Messi la rompió toda y el arco le dijo que no: Inter Miami empató con el líder de la MLS
Dos goles del capitán, tres remates en el palo y un gol sobre la línea: la noche en la que Messi mereció ganar y se volvió a casa con un empate. Nashville, el puntero de la Conferencia Este, se lo igualó sobre el final.
A veces el fútbol tiene esa crueldad tan porteña: uno hace todo bien, la rompe, la pide, la mete, y el partido se le escapa igual. Como cuando dejás la milanesa perfecta y se te quema el puré. Inter Miami jugó un partidazo ante Nashville, líder de la Conferencia Este de la MLS, y se trajo un 2-2 que le quedó corto. Muy corto.
Messi abrió, Messió, Messi se quedó con las ganas
A los cuatro minutos, Sam Surridge ya había puesto el 1-0 para el visitante. Las Garzas arrancaban con el culo en el piso, como uno que se levanta un lunes con 35 grados y sin café. Pero entonces apareció Rodrigo De Paul, el motor, el que siempre corre hasta cuando no hay pelota. Filtró un pase quirúrgico para Messi, que se sacó de encima al marcador como quien esquiva un pariente pesado en un asado y sacó un zurdazo que el arquero Brian Schwake apenas pudo desviar al córner. ¿Y qué hizo la Pulga en ese córner? Lo ejecutó él mismo, con esa pinta de sobra que tiene. El centro le rebotó en la cabeza a Reed Baker-Whiting y se metió en el arco propio: 1-1, con olor a Messi en cada metro de la jugada.
El complemento fue el show de Leo. A los 62, De Paul le devolvió la gentileza: combinación corta, otra combinación corta, y el diez acomodó el cuerpo como si tuviera un compás en la zurda. Remate cerato, junto al palo: 2-1 y a pedirla. El estadio estalló. Pero faltaba lo mejor, y lo peor.
Porque Messi se mandó al menos dos remates que se besaron con el poste, y cuando faltaban pocos minutos quedó mano a mano con el arquero, lo gambeteó con una frescura insultante, y cuando iba a empujarla a la red apareció Jeisson Palacios en la línea, como el arquero de la quinta cuando jugás los sábados, y la mandó a corner. Para que no quedara ninguna duda, De Paul también estrelló un tiro en el palo sobre el final. El arco de Nashville tenía un imán para la redonda. O los palos tenían un imán para Messi, que es más probable.
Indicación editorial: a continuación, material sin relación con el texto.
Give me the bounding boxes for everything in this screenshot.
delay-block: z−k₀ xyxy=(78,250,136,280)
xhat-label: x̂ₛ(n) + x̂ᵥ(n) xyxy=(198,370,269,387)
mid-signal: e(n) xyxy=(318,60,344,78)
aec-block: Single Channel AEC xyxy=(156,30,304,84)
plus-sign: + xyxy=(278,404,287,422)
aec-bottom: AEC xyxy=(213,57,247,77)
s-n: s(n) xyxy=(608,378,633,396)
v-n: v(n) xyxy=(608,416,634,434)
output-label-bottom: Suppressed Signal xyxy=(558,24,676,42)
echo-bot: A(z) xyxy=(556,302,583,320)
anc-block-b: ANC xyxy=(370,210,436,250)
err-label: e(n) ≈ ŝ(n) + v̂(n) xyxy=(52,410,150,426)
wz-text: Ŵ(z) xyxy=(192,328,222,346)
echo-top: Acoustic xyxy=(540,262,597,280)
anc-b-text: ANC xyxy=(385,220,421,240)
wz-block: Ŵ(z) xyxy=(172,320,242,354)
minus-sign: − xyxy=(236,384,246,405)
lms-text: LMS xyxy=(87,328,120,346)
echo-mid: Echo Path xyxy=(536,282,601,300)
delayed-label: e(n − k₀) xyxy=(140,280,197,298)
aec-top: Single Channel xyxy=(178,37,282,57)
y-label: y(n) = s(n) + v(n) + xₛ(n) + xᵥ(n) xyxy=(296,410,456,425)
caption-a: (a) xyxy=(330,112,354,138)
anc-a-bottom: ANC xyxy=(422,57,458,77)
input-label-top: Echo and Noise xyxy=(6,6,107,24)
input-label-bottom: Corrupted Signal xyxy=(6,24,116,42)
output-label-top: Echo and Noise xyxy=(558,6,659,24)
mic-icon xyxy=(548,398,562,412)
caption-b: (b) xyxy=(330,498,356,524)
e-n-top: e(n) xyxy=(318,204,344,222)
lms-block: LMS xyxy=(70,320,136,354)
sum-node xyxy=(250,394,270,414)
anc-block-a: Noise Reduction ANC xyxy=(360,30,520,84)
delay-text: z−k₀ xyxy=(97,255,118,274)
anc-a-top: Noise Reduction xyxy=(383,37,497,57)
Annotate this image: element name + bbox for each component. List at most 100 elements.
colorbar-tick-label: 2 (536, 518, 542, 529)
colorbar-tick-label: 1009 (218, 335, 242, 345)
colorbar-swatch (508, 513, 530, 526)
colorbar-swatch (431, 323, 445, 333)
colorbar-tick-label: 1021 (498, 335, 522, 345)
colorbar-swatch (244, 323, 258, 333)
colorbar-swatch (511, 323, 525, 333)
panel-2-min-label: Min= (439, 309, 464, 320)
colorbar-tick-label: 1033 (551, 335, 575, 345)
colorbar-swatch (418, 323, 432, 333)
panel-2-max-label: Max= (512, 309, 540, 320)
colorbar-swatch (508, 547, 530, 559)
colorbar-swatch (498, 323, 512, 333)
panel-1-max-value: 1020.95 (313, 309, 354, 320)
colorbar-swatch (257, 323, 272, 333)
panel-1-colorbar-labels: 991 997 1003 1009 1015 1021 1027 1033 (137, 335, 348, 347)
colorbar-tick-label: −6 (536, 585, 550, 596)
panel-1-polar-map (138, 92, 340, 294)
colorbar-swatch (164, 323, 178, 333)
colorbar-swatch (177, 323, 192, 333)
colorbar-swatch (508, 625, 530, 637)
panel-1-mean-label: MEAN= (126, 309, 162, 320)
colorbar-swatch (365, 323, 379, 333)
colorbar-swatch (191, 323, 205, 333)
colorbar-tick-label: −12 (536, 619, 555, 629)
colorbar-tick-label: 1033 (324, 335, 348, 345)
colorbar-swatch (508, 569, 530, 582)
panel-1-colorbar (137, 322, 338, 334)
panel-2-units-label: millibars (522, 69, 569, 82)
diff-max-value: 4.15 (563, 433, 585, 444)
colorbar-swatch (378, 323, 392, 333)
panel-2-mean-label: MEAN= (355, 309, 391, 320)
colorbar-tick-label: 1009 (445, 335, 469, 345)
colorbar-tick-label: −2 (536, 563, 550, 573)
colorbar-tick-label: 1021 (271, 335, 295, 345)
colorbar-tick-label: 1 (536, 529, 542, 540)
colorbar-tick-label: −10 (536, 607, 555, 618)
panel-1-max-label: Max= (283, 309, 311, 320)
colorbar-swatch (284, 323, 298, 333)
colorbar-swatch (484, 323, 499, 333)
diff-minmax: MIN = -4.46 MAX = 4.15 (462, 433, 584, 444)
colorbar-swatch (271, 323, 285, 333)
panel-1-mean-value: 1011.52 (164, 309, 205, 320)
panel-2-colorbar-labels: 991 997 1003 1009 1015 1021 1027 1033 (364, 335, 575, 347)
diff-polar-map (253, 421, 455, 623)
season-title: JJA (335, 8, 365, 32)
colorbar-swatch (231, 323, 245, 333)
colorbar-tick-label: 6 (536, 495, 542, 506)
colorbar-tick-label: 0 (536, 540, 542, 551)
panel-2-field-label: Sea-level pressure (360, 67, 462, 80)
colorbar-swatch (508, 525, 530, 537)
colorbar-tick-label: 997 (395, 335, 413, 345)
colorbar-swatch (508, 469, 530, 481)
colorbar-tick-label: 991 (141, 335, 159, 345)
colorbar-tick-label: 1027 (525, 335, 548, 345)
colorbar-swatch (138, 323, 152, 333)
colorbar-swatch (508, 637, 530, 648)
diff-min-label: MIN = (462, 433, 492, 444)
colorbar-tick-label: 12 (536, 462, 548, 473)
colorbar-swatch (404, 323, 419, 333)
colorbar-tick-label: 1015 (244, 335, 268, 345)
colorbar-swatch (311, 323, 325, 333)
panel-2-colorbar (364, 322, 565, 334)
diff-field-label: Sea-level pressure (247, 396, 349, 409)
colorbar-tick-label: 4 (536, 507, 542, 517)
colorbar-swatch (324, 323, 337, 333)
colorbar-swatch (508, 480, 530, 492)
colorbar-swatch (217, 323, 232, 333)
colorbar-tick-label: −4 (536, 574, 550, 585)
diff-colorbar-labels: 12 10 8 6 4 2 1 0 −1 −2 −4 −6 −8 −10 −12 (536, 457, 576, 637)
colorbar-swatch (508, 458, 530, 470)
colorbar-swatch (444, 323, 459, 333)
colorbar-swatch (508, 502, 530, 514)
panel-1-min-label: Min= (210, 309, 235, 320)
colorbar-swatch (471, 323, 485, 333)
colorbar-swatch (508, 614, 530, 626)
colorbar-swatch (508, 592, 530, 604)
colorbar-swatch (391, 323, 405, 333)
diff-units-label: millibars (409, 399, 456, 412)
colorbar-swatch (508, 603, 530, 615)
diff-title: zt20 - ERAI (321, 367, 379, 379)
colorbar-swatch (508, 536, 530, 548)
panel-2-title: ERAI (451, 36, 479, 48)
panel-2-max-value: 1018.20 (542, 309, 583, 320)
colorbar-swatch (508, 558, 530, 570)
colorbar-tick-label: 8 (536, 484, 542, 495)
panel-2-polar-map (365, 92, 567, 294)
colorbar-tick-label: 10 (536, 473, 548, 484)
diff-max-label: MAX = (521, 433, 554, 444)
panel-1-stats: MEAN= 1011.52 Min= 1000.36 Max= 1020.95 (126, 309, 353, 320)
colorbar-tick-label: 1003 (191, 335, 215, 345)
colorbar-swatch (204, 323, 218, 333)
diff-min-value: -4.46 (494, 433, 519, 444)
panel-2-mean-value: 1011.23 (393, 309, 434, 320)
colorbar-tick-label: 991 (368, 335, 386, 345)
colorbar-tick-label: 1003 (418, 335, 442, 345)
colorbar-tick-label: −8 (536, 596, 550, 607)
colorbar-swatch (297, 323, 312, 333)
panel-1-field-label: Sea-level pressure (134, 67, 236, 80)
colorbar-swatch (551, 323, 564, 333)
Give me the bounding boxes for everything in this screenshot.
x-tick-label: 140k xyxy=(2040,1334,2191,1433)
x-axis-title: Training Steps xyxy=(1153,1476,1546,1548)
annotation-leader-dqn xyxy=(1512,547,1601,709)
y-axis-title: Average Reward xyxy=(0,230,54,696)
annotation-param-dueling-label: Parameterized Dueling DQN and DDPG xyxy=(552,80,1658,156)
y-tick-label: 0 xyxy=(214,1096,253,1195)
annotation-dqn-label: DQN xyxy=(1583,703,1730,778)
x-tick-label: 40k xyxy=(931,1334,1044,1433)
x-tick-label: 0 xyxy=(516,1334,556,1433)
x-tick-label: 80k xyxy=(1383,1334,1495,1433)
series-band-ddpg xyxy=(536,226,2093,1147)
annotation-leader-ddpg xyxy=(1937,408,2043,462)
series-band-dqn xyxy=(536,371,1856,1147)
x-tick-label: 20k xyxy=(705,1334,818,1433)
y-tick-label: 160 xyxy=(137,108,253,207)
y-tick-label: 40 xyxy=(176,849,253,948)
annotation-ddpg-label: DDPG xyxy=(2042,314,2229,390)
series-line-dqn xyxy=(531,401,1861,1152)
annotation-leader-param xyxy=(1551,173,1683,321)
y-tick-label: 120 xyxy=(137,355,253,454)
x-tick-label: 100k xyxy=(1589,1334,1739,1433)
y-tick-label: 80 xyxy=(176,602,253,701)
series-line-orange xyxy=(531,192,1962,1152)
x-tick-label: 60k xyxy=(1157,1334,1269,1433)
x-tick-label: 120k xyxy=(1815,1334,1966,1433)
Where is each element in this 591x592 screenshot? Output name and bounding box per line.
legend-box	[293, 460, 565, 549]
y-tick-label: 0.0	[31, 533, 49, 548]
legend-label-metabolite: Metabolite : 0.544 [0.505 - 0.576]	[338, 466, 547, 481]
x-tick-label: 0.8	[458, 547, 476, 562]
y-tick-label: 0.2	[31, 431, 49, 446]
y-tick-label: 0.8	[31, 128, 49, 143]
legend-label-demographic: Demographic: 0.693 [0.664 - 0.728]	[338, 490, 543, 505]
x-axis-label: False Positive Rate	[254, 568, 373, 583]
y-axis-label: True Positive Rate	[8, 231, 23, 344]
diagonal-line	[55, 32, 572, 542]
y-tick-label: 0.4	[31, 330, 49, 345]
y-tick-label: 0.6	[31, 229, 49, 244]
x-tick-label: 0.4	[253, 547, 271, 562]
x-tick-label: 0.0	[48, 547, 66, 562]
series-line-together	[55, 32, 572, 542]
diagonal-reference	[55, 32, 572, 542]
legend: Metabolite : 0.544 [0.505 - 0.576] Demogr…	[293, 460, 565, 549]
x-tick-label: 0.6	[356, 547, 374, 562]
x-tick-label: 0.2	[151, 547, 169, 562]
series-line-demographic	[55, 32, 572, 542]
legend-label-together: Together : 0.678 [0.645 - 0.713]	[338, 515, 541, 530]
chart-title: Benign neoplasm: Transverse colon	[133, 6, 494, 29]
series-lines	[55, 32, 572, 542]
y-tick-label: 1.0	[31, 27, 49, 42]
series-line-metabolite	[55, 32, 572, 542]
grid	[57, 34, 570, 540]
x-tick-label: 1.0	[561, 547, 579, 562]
Surridge y la ley del ex que nunca fue ex
Nashville no se rindió. Aprovechó los huecos que dejó Inter Miami cuando se fue a buscar el tercero y Surridge, el mismo que había abierto el marcador, facturó por duplicado para sellar el 2-2 definitivo. El delantero inglés se llevó la pelota a la casa y dejó a las Garzas con una sensación agridulce, como el que compra un alfajor y le faltan las tapas.
Con este gol, Messi acumula 928 gritos en 1.172 partidos oficiales como profesional. Cristiano Ronaldo, allá lejos, sigue encabezando la tabla histórica con 979 conquistas en 1.334 encuentros. La diferencia quedó en 51 tantos. Una cifra que asusta, pero que también muestra que la Pulga, con 38 años y contando, sigue descontando como si el tiempo le debiera.
- Miércoles: final de la Campeones Cup ante Cruz Azul en su estadio.
- Domingo 20 de septiembre: vuelve a la MLS frente a San Diego FC.
- La carrera de Messi contra los récords de Ronaldo sigue descontando: 51 goles de diferencia.
¿Hasta dónde puede llegar Inter Miami en lo que resta de la temporada? Sinceramente, con este Messi, con este De Paul y con este nivel, Las Garzas pelean por cualquier cosa. Pero también es cierto que los arcos, a veces, se enamoran de otro. Mi pronóstico, que me reservo el derecho de errar como siempre: Inter Miami gana la Campeones Cup el miércoles, porque cuando el arco se le cierra a Messi en un partido, suele abrirse en el siguiente. Y si no, también.